If you want all results, don't 'search', 'scroll' instead.

On 28 March 2012 12:26, Eric Jain eric.jain@gmail.com wrote:

SearchSourceBuilder search = new SearchSourceBuilder()
.query(...).from(0).size(Integer.MAX_VALUE);
index.search(search).hits();

-> Exception in thread "elasticsearch[search]-pool-47-thread-1"
java.lang.OutOfMemoryError: Java heap space
at

org.elasticsearch.search.SearchService.shortcutDocIdsToLoad(SearchService.java:
579)
at

org.elasticsearch.search.SearchService.executeFetchPhase(SearchService.java:
317)

I'd be less surprised if the index didn't just have a dozen small
documents; looks like elasticsearch is preallocating a large array?

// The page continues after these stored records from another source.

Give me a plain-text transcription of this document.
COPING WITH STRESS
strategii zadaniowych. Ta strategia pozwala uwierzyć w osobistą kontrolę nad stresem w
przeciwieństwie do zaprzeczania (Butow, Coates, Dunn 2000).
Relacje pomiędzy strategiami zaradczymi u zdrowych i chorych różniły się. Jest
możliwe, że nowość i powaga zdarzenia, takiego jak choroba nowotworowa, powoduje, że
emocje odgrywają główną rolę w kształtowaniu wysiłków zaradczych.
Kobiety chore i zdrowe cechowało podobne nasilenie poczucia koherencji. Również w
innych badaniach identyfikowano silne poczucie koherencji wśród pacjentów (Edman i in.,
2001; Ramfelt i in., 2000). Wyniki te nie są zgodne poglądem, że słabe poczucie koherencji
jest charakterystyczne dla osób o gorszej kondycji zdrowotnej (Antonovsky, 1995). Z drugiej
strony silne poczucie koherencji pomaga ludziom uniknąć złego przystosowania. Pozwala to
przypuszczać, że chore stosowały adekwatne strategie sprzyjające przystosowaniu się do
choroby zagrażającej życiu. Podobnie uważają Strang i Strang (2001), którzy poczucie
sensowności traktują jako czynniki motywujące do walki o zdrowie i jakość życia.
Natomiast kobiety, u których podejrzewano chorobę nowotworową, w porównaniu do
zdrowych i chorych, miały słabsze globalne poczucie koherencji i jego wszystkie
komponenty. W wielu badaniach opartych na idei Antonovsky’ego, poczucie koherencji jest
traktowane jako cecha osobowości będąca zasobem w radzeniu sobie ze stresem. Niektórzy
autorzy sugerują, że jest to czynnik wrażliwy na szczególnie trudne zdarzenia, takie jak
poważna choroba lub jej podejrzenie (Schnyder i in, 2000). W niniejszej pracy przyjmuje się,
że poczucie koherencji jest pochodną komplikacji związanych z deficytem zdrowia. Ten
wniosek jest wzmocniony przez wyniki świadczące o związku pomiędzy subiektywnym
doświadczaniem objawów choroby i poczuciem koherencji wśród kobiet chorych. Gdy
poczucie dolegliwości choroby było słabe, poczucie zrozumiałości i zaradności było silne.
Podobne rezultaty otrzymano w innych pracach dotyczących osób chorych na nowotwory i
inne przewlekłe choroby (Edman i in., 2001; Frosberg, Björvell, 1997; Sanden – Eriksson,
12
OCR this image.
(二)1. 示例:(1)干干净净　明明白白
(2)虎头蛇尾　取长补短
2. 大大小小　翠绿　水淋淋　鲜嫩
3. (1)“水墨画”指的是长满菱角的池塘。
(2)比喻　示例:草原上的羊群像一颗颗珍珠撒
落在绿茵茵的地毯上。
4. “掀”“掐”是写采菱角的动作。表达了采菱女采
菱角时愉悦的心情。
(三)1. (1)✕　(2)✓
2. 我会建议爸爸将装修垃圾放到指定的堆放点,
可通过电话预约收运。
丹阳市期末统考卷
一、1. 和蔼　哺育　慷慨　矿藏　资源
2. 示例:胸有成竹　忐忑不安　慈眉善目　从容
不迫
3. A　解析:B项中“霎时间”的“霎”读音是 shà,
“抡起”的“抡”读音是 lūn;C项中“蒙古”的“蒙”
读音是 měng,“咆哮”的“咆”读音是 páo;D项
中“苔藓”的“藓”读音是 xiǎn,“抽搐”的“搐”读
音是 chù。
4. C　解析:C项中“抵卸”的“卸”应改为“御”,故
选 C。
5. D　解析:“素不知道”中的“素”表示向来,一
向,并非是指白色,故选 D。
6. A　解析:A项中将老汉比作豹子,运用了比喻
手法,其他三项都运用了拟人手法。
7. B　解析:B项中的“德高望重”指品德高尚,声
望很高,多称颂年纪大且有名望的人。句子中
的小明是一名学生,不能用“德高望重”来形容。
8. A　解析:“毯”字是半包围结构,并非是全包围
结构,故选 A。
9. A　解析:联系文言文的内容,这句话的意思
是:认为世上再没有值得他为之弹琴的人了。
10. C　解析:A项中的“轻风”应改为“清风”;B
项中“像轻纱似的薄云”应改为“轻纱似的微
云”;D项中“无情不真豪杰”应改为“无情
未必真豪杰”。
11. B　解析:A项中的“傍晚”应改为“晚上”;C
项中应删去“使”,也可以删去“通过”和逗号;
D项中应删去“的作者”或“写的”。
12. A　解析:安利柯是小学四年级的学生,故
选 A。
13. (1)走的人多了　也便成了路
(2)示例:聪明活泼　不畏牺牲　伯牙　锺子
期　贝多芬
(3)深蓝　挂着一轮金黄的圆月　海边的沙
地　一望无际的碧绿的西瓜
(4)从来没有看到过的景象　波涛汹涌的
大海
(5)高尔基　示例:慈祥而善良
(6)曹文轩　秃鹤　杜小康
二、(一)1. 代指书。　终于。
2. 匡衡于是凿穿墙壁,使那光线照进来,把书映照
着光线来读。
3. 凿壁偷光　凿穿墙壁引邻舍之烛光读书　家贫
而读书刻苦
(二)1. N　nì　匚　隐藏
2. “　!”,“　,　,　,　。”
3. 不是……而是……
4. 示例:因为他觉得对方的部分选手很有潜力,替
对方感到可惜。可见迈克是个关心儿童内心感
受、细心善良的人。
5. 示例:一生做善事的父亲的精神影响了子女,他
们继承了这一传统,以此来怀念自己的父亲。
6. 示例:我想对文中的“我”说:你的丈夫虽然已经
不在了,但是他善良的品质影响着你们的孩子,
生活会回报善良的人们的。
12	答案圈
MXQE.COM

On Mar 27, 7:00 pm, Paul Smith tallpsm...@gmail.com wrote:

My Lucene internals may be out of date, but if it's the same as a while
back, the PriorityQueue used to hold the results is backed by an array with
size .

If you want all results, don't 'search', 'scroll' instead.

I can do that, but wouldn't it make sense to allocate no more than
Math.min(size, numberOfDocuments)?

Hi Eric!

Am Mittwoch, 28. März 2012 08:40:09 UTC+2 schrieb Eric Jain:

On Mar 27, 7:00 pm, Paul Smith tallpsm...@gmail.com wrote:

My Lucene internals may be out of date, but if it's the same as a while
back, the PriorityQueue used to hold the results is backed by an array
with
size .

If you want all results, don't 'search', 'scroll' instead.

I can do that, but wouldn't it make sense to allocate no more than
Math.min(size, numberOfDocuments)?

If you really need all documents of the index you should really have a look
at the "scan/scroll"-API
(Elasticsearch Platform — Find real-time answers at scale | Elastic).
If you know that your index will hold only a few hundred documents then why
use MAX_VALUE?

Simple math like Math.min() can be dangerous because you allocate the array
and then start to fill it with hits of the index. While you do that your
index can become larger because of fresh documents arriving. This might be
no problem in your case but we index 1000 docs/s.

CU
Thomas

On Wednesday, 28 March 2012, Eric Jain eric.jain@gmail.com wrote:

On Mar 27, 7:00 pm, Paul Smith tallpsm...@gmail.com wrote:

My Lucene internals may be out of date, but if it's the same as a while
back, the PriorityQueue used to hold the results is backed by an array
with
size .

If you want all results, don't 'search', 'scroll' instead.

I can do that, but wouldn't it make sense to allocate no more than
Math.min(size, numberOfDocuments)?

Lucene is optimizing for the common case of only the top X of hits being
needed. It's more efficient for scoring sort to do it this way. Far less
memory is used. How would you sort say a billion documents? Only documents
that match the query/filters are passed through the priority queue for
sorting and for common case of only needing top X we're talking a lot less
overall comparisons and a lot less memory. The larger the hit size the more
comparisons and memory.

even if you did the math.min, for us with large indexes it would be
allocating an array of huge size when we only want the first 25 most of the
time. That's a waste.

On Tue, Mar 27, 2012 at 23:56, Thomas Peuss thomas.peuss@nterra.com wrote:

If you really need all documents of the index you should really have a look
at the "scan/scroll"-API
(Elasticsearch Platform — Find real-time answers at scale | Elastic).
If you know that your index will hold only a few hundred documents then why
use MAX_VALUE?

Simple math like Math.min() can be dangerous because you allocate the array
and then start to fill it with hits of the index. While you do that your
index can become larger because of fresh documents arriving. This might be
no problem in your case but we index 1000 docs/s.

Hadn't considered this case; I wouldn't mind if it was just new docs
that were missing, but having some new docs showing up in place of
older docs could indeed be confusing.